Most people who take antidepressants and other psychiatric drugs would be better off without them, a leading scientist has warned.
In a controversial opinion piece published in the British Medical Journal, clinical trials expert Professor Peter Gotzsche argues that industry-funded drug trials have overestimated the benefits and understated the deaths from antidepressants, tranquillisers and anti-psychotics.
Professor Gotzsche said given the lack of benefits, people could stop almost all psychotropic drugs without causing harm.
But the opinion has been strongly refuted by medical experts, who say that if people with mental illness acted on this advice it could be highly damaging.
Dr Joel King, a consultant psychiatrist at the Melbourne Clinic’s Professorial Unit, who is also an honorary senior lecturer at the Department of Psychiatry at the University of Melbourne, said psychiatric medications was just one part of the management of a patient’s mental illness, or perhaps not at all.
He said talking to a patient or psychological therapy was often a first-line treatment for mild to moderate cases.
“There are cases where patients continue to struggle despite these types of measures. Medication can sometimes be helpful in this situation,” Dr King said.
In his report, Professor Gotzsche said that drugs prescribed to patients for conditions such as depression, attention deficit disorder and dementia were responsible for the deaths of more than half a million people aged 65 and older in the western world every year.
Australian National University Medical School academic Jeffrey Looi said he had deep concerns for the public report which was not evidence-based, and could be harmful for patients.
Dr Looi said the suicide data in the report, that related to the use of antidepressants, was only cited in the professor’s own unpublished book and was unclear. He also said that clinical trials did not normally involve subjects over 65.
Professor Gotzsche’s report also said that clinical trials of several drugs, including fluoxetine (better known as Prozac) and venlafaxine (better known as Efexor-XR) demonstrated that the medication had little impact beyond a placebo effect after a few days.
Clinical trials of schizophrenia were “disappointing” and the benefits of drugs for attention deficit hyperactivity disorder were “uncertain”, he added.
“The short-term relief seems to be replaced by long-term harms. Animal studies strongly suggest that these drugs can produce brain damage, which is probably the case for all psychotropic drugs,” he wrote.
“Given their lack of benefit, I estimate we could stop almost all psychotropic drugs without causing harm. This would lead to healthier and more long-lived populations.
“Because psychotropic drugs are immensely harmful when used long-term, they should almost exclusively be used in acute situations and always with a firm plan for tapering off, which can be difficult for many patients.”
But Dr King said the evidence doesn’t support this.

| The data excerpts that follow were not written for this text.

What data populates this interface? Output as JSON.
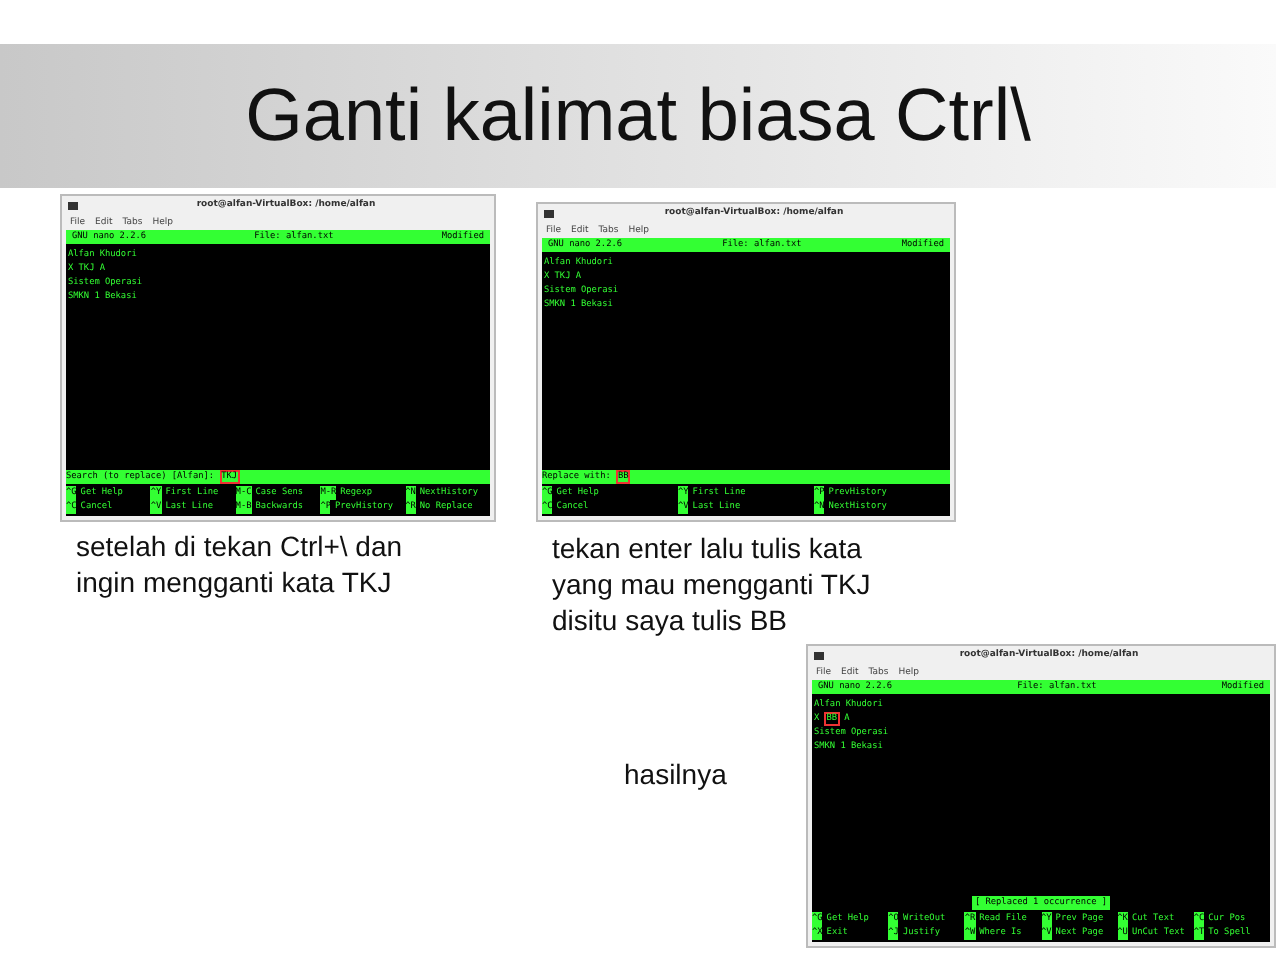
{
  "slide_title": "Ganti kalimat biasa Ctrl\\",
  "terminals": [
    {
      "window_title": "root@alfan-VirtualBox: /home/alfan",
      "menu": [
        "File",
        "Edit",
        "Tabs",
        "Help"
      ],
      "header": {
        "version": "GNU nano 2.2.6",
        "file": "File: alfan.txt",
        "status": "Modified"
      },
      "lines": [
        [
          {
            "text": "Alfan Khudori",
            "marked": false
          }
        ],
        [
          {
            "text": "X TKJ A",
            "marked": false
          }
        ],
        [
          {
            "text": "Sistem Operasi",
            "marked": false
          }
        ],
        [
          {
            "text": "SMKN 1 Bekasi",
            "marked": false
          }
        ]
      ],
      "prompt": {
        "label": "Search (to replace) [Alfan]:",
        "value": "TKJ",
        "marked": true
      },
      "shortcuts": [
        [
          {
            "key": "^G",
            "label": "Get Help"
          },
          {
            "key": "^Y",
            "label": "First Line"
          },
          {
            "key": "M-C",
            "label": "Case Sens"
          },
          {
            "key": "M-R",
            "label": "Regexp"
          },
          {
            "key": "^N",
            "label": "NextHistory"
          }
        ],
        [
          {
            "key": "^C",
            "label": "Cancel"
          },
          {
            "key": "^V",
            "label": "Last Line"
          },
          {
            "key": "M-B",
            "label": "Backwards"
          },
          {
            "key": "^P",
            "label": "PrevHistory"
          },
          {
            "key": "^R",
            "label": "No Replace"
          }
        ]
      ]
    },
    {
      "window_title": "root@alfan-VirtualBox: /home/alfan",
      "menu": [
        "File",
        "Edit",
        "Tabs",
        "Help"
      ],
      "header": {
        "version": "GNU nano 2.2.6",
        "file": "File: alfan.txt",
        "status": "Modified"
      },
      "lines": [
        [
          {
            "text": "Alfan Khudori",
            "marked": false
          }
        ],
        [
          {
            "text": "X TKJ A",
            "marked": false
          }
        ],
        [
          {
            "text": "Sistem Operasi",
            "marked": false
          }
        ],
        [
          {
            "text": "SMKN 1 Bekasi",
            "marked": false
          }
        ]
      ],
      "prompt": {
        "label": "Replace with:",
        "value": "BB",
        "marked": true
      },
      "shortcuts": [
        [
          {
            "key": "^G",
            "label": "Get Help"
          },
          {
            "key": "^Y",
            "label": "First Line"
          },
          {
            "key": "^P",
            "label": "PrevHistory"
          }
        ],
        [
          {
            "key": "^C",
            "label": "Cancel"
          },
          {
            "key": "^V",
            "label": "Last Line"
          },
          {
            "key": "^N",
            "label": "NextHistory"
          }
        ]
      ]
    },
    {
      "window_title": "root@alfan-VirtualBox: /home/alfan",
      "menu": [
        "File",
        "Edit",
        "Tabs",
        "Help"
      ],
      "header": {
        "version": "GNU nano 2.2.6",
        "file": "File: alfan.txt",
        "status": "Modified"
      },
      "lines": [
        [
          {
            "text": "Alfan Khudori",
            "marked": false
          }
        ],
        [
          {
            "text": "X",
            "marked": false
          },
          {
            "text": "BB",
            "marked": true
          },
          {
            "text": "A",
            "marked": false
          }
        ],
        [
          {
            "text": "Sistem Operasi",
            "marked": false
          }
        ],
        [
          {
            "text": "SMKN 1 Bekasi",
            "marked": false
          }
        ]
      ],
      "status_message": "[ Replaced 1 occurrence ]",
      "shortcuts": [
        [
          {
            "key": "^G",
            "label": "Get Help"
          },
          {
            "key": "^O",
            "label": "WriteOut"
          },
          {
            "key": "^R",
            "label": "Read File"
          },
          {
            "key": "^Y",
            "label": "Prev Page"
          },
          {
            "key": "^K",
            "label": "Cut Text"
          },
          {
            "key": "^C",
            "label": "Cur Pos"
          }
        ],
        [
          {
            "key": "^X",
            "label": "Exit"
          },
          {
            "key": "^J",
            "label": "Justify"
          },
          {
            "key": "^W",
            "label": "Where Is"
          },
          {
            "key": "^V",
            "label": "Next Page"
          },
          {
            "key": "^U",
            "label": "UnCut Text"
          },
          {
            "key": "^T",
            "label": "To Spell"
          }
        ]
      ]
    }
  ],
  "captions": [
    "setelah di tekan Ctrl+\\ dan ingin mengganti kata TKJ",
    "tekan enter lalu tulis kata yang mau mengganti TKJ disitu saya tulis BB",
    "hasilnya"
  ]
}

“Most patients find a stable dose that works, they don’t get cravings for their antidepressants, and they can be weaned off the medication if they don’t want to be on it or it doesn’t work or agree with them,” he said.
“Regular review and relapse prevention are also important … all psychiatric medications have the potential to cause side-effects and patients should be properly advised about them.”
Dr King also said there was very little evidence that all psychiatric medications caused “brain damage”.
A group of UK-based medical experts responsible for the Cochrane Reviews that relate to mental health, agreed with some aspects of Professor Gotzsche’s report, but were highly concerned if his recommendations were acted on, could lead to patient harm.
“Treating them as a homogenous whole is not helpful within such a concise article, given that there will be very different benefits and harms in different populations and with different drugs,” the group said.
Untreated mental illness ‘harmful’
Dr King said that untreated psychiatric conditions, such as schizophrenia, bipolar disorder and depression, could have tremendously harmful effects on the individual, their family, and society.
He said depression itself was recognised as the leading cause of disability worldwide, according to the World Health Organisation.
“People who are depressed can stop going to work or school, stop interacting with their friends and family, and even commit suicide,” Dr King said.
“These risks need to be weighed against the potential risks of any form of treatment, and this is sometimes complex without straightforward answers. Ultimately, it is one that should involve the patient, family, and other supports as much as possible.”
Dr Looi said the report could also create negative messages to mental illness sufferers about seeking treatment.
“They should know they have the same rights as anyone else with a medical condition, to seek advice and treatment from their health professional,” he said.